La très probable hausse mercredi des taux d'intérêt aux Etats-Unis, largement attendue par les marchés, n'aura qu'un impact minime sur les consommateurs américains mais pourrait davantage affecter les économies à l'étranger, estiment les économistes.
La Réserve fédérale (Fed) devrait relever mercredi d'un quart de point de pourcentage les taux d'intérêt au jour le jour, à l'issue d'une réunion monétaire de deux jours, affirment les économistes, quasi-unanimes. Ce sera la première hausse des taux depuis un an et la deuxième seulement en une décennie.
Pour les consommateurs américains, ce renchérissement minime du coût du crédit, qui reste historiquement bas, ne devrait guère freiner la dynamique des dépenses et des investissements immobiliers, estiment les analystes.
"L'impact ne va pas être dramatique. Cela va relever le coût des emprunts à taux variables comme les cartes de crédit ou certains crédits immobiliers", admet Robert Hughes, économiste à l'American Institute for Economic Research (AIER).
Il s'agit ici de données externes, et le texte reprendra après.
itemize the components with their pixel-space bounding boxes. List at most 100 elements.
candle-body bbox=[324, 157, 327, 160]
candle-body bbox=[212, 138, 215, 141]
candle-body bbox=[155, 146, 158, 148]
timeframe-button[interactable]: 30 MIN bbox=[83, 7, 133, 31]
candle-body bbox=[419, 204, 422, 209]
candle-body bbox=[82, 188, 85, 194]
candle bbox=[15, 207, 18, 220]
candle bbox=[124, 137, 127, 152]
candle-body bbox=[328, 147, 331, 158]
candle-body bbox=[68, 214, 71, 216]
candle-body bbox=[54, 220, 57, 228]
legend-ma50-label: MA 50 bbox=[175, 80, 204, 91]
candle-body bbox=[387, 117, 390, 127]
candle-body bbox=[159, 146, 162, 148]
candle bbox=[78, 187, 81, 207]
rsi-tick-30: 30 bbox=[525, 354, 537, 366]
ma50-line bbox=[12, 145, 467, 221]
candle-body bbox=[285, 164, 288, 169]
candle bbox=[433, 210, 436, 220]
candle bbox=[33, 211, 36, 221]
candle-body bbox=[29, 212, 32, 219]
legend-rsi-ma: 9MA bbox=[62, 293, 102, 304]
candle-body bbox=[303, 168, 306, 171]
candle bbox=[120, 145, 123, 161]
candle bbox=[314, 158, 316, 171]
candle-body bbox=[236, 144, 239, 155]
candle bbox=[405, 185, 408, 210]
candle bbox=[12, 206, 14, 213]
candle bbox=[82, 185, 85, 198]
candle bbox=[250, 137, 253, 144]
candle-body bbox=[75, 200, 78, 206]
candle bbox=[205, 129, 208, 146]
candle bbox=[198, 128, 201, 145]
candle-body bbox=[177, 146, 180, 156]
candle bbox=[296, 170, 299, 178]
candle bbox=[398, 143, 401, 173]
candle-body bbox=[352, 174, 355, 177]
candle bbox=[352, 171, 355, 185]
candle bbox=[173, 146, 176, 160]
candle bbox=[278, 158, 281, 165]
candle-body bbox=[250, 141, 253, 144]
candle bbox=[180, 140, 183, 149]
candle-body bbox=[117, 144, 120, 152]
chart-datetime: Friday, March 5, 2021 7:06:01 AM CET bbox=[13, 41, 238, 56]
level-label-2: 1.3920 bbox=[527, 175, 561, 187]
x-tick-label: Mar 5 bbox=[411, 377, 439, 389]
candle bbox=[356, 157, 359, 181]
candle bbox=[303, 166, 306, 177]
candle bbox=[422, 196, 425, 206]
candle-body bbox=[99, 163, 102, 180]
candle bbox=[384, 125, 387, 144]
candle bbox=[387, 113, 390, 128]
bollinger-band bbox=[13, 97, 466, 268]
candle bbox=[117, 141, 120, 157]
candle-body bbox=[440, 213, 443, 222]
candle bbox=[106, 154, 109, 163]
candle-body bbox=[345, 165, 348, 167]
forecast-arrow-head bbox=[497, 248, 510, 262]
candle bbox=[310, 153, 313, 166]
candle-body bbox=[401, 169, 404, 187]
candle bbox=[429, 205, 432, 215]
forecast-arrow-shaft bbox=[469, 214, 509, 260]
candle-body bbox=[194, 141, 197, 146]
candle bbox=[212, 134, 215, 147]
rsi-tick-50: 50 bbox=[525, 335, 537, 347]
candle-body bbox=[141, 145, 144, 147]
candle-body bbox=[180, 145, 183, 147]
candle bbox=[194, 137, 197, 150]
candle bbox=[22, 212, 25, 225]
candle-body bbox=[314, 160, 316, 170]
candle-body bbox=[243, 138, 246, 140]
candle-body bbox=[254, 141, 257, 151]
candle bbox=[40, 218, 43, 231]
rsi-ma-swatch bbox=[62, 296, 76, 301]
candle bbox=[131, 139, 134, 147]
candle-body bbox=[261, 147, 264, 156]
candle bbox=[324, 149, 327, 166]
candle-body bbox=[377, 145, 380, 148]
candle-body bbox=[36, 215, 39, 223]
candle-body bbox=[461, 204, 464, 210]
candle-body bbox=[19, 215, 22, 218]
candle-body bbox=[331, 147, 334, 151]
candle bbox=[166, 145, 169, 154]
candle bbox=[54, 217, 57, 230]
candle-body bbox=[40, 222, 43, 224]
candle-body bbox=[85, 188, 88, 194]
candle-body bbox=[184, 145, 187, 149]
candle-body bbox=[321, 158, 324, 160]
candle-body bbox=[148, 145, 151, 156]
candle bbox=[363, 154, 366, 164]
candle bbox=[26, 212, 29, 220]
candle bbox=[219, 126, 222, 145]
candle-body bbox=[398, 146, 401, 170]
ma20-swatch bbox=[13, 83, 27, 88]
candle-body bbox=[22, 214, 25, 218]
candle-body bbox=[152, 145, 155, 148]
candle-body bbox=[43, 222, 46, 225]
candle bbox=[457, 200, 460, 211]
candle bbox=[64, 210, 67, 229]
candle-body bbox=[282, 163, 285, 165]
Mais il souligne que la part des prêts au logement à taux variable s'est vraiment réduite depuis l'éclatement de la bulle immobilière, les emprunteurs ayant depuis renégocié leurs prêts pour des taux fixes.
Le tour de vis de la Fed a en outre été anticipé par les marchés qui expriment déjà la modeste hausse des taux dans leurs modèles, que ce soit sur le marché obligataire ou au niveau des emprunts immobiliers, relève Joe Gagnon du Peterson Institute for International Economics (PIIE). "Je pense que le marché hypothécaire a déjà pleinement répercuté la hausse des taux donc je ne crois pas qu'elle ait un effet sur les taux d'emprunts", assure cet économiste.
Dans le sillage de l'élection surprise du républicain populiste Donald Trump et des perspectives d'une relance budgétaire massive, le rendement des bons du Trésor a grimpé d'un quart de point et les taux du prêt immobilier à 30 ans, référence aux Etats-Unis, a augmenté légèrement aussi pour se situer en moyenne à 4%, son plus haut niveau depuis juillet 2015, selon la Mortgage Banking Association.
Comme le résume Jim Glassman, directeur chez JP Morgan Chase: "que la Fed lève son pied de la pédale d'accélérateur" en réduisant la masse monétaire par un resserrement des taux "ne va pas faire dérailler l'économie américaine".
Pour Joe Gagnon du PIIE, l'incidence d'un renchérissement du crédit va aussi être compensée aux Etats-Unis par les mesures de relance, si elles se concrétisent: "les réductions d'impôts vont donner de l'argent aux ménages pour acheter un logement même si les taux montent", promet-il.
- Craintes pour les flux de capitaux-
A l'étranger, l'impact de la politique monétaire de la banque centrale la plus puissante du monde risque d'être plus délicat. Certains craignent même une réédition du "taper tantrum" lorsqu'en 2013, Ben Bernanke, alors patron de la Fed, avait annoncé une réduction progressive des achats d'actifs et donc du soutien monétaire. Les flux de capitaux avaient fui les économies émergentes pour se rapatrier sur le dollar aux perspectives plus rémunératrices, provoquant des dévaluations en série.
Déjà en novembre, les investisseurs étrangers ont retiré près de 25 milliards de dollars de fonds des économies émergentes, principalement placés en obligations, selon l'Institute of International Finance (IIF). C'est le plus fort exode de capitaux depuis juin 2013.
"Anticipant des mesures de relance et un resserrement monétaire, il y a déjà eu des ventes d'actions et d'obligations en Asie par les étrangers en novembre", a noté Bejoy Das Gupta, économiste pour cette région à l'IIF. "A l'avenir, les changements dans la politique américaine risquent de provoquer une volatilité chronique sur les marchés financiers de la région", ajoute-t-il.
Le renforcement du billet vert va aussi peser sur les économies qui doivent rembourser leur dette libellée en dollars.
"Le dollar plus fort va devenir un problème pour les pays étrangers qui ont d'importants montants de leur dette souveraine libellés en dollars", reconnaît Robert Hughes.
Certains sont plus optimistes, comme les économiques de Barclays (LON:BARC) Research, qui ne croient "pas à une réaction des économies émergentes à moins que le Comité monétaire de la Fed ne change sa rhétorique sur les taux" et cesse de répéter qu'il est favorable à des hausses graduelles pour adopter un ton plus brutal.